Et l’export permet de diversifier les marchés, ce qui est indispensable lorsque l’on est exposé à une forte « météo sensibilité », ce qui est le cas de nos vins.  C’est un avantage parce que l’on est associé au soleil, aux vacances, c’est extrêmement positif en termes d’imaginaire de consommation, mais du coup dès qu’il fait mauvais, c’est plus compliqué. Et quand on est sur des marchés trop concentrés, on peut se retrouver avec nos vins sur les bras. Cette diversification, elle permet d’éviter cela, il fait toujours beau quelque part !
On est en France dans une situation de déconsommation, d’attaques fortes et permanentes sur les alcools et les vins.

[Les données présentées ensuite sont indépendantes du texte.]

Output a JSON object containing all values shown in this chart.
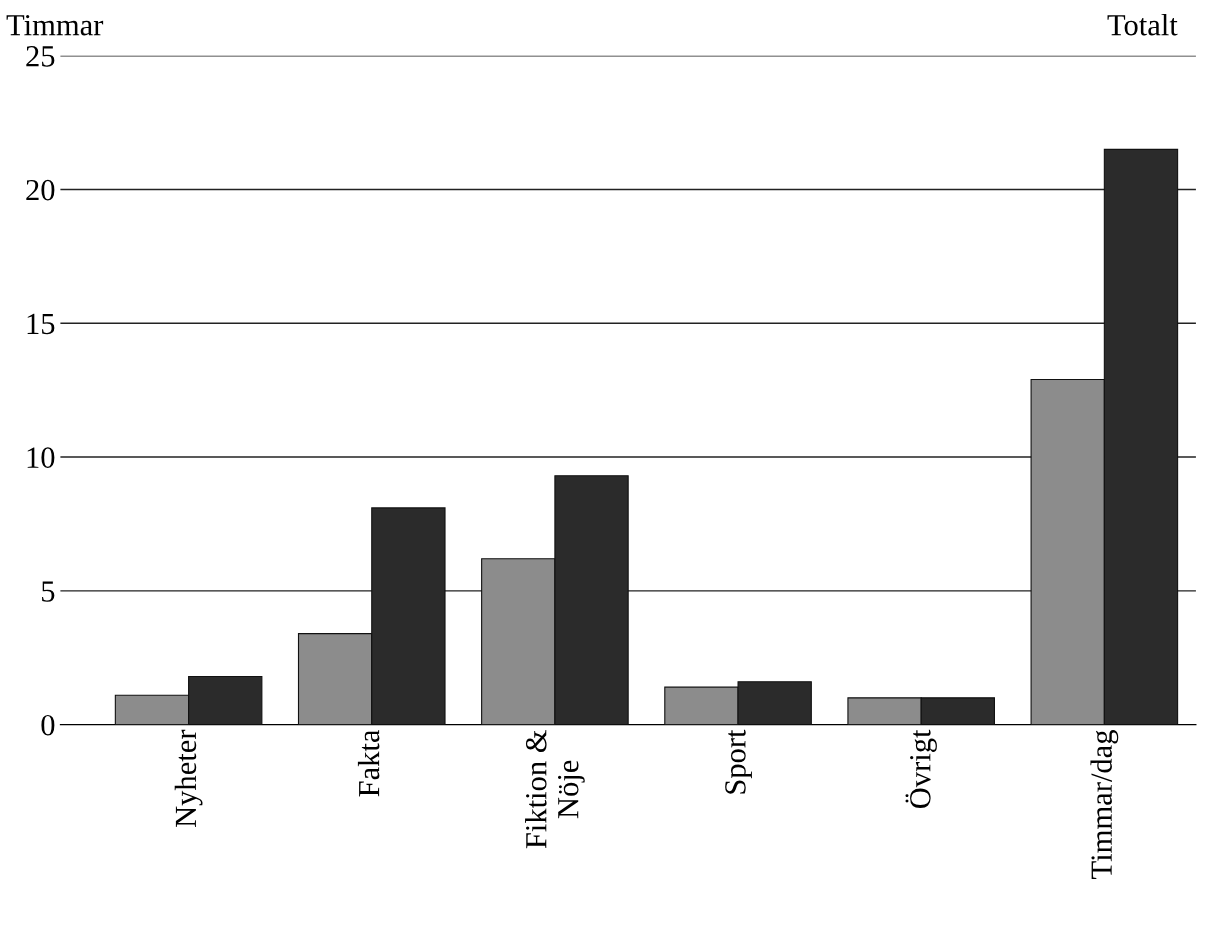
{
  "chart_data": {
    "type": "bar",
    "ylabel": "Timmar",
    "annotations": [
      "Totalt"
    ],
    "categories": [
      "Nyheter",
      "Fakta",
      "Fiktion &\nNöje",
      "Sport",
      "Övrigt",
      "Timmar/dag"
    ],
    "series": [
      {
        "color": "#8c8c8c",
        "values": [
          1.1,
          3.4,
          6.2,
          1.4,
          1.0,
          12.9
        ]
      },
      {
        "color": "#2b2b2b",
        "values": [
          1.8,
          8.1,
          9.3,
          1.6,
          1.0,
          21.5
        ]
      }
    ],
    "ylim": [
      0,
      25
    ],
    "yticks": [
      0,
      5,
      10,
      15,
      20,
      25
    ],
    "grid": "y"
  }
}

Les évolutions de consommation et les politiques publiques ou d’associations font que l’on est malheureusement sur cette pente descendante. La France d’aujourd’hui est moins accueillante pour les vins. 

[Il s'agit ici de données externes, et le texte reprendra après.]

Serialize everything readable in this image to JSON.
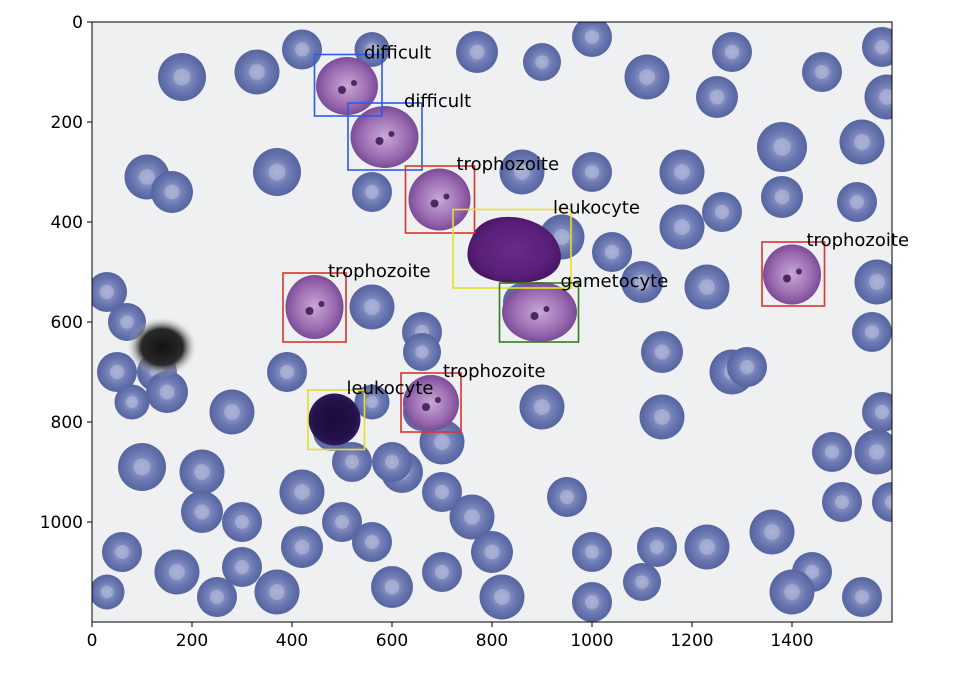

LTR - Comment on affronte les problèmes du réchauffement, en particulier celui de la raréfaction de l’eau ? 
BE
- On l’affronte déjà en restant ouvert à toutes les solutions. Ne se fermer aucune porte, ni au nom de la tradition, ni au nom de l’idéologie. C’est un luxe que l’on ne peut plus de permettre. Sur l’eau, il y a plusieurs pistes en cours : on a l’avantage de pouvoir irriguer à partir du canal de Provence , ce qui ne veut pas dire que l’on aura jamais de problèmes mais ça nous permet de ne pas compter que sur les nappes phréatiques, qui sont, comme ailleurs, au plus bas. On a donc cette infrastructure mais tout le vignoble n’est pas équipé en matériel d’irrigation. Il fait accompagner cette mise en place tout en formant aux bonnes pratiques, c’est-à-dire irriguer quand il faut, comme il faut et pas trop. Autre levier, les pratiques culturales qui permettent d’abaisser les besoins en eau, par des stratégies d’enherbement, par un travail du sol et sur le système racinaire de la vigne. La gestion de la vigne est une autre voie pour réduire la sensibilité à la sécheresse. 
L’autre point, c’est l’adaptation des cépages avec beaucoup de chantiers en cours. On travaille sur de nouveaux cépages, notamment un croisement rolle-cinsault. Quand ces travaux ont été lancés il y a 10 ans c’était pour répondre au problème des intrants, aujourd’hui il faut intégrer d’autres paramètres, dont la résistance à la sécheresse,  en gardant un profil de vins en phase avec le style provençal.  Ce sont des recherches au long cours avec travail en labo, phase expérimentale,  puis mise en production pour tester.  On expérimente  aussi les cépages nouveaux résistants,  les Vifa, nos vieux cépages locaux ou certaines variétés grecques.  
Il faudrait parler de tout ce qui est en cours sur la biodiversité et la décarbonation : les bouteilles, les énergies fossiles, et toutes les pistes qui permettent de limiter nos impacts. C’est un travail de longue haleine mais le pli est pris. On est comme tout le monde, il y a un changement climatique et environnemental évident à prendre urgemment en compte, et il y a aussi un enjeu stratégique. Vu notre positionnement, notre image de leader, qui vend deux fois plus chers que tout le monde, on doit aussi montrer l’exemple. Encore plus à l’export où l’on s’adresse à des jeunes consommateurs qui sont extrêmement exigeants sur ces sujets. 

LTR - Une idée sur ce que sera la Provence dans 50 ans ? 
BE
- Prenons un scenario optimiste : on aura réussi à maintenir notre potentiel de production, peut-être en réorganisant le territoire, peut avec un autre parcellaire, et peut-être avec une part de blancs plus importante. Et garder aussi une saine diversité dans le vignoble entre grandes marques et domaines indépendants. Quant au tissu vigneron, il a un intérêt culturel, historique, il est dépositaire de l’identité, garant de la diversité de style et porteur d’énergie et de créativité.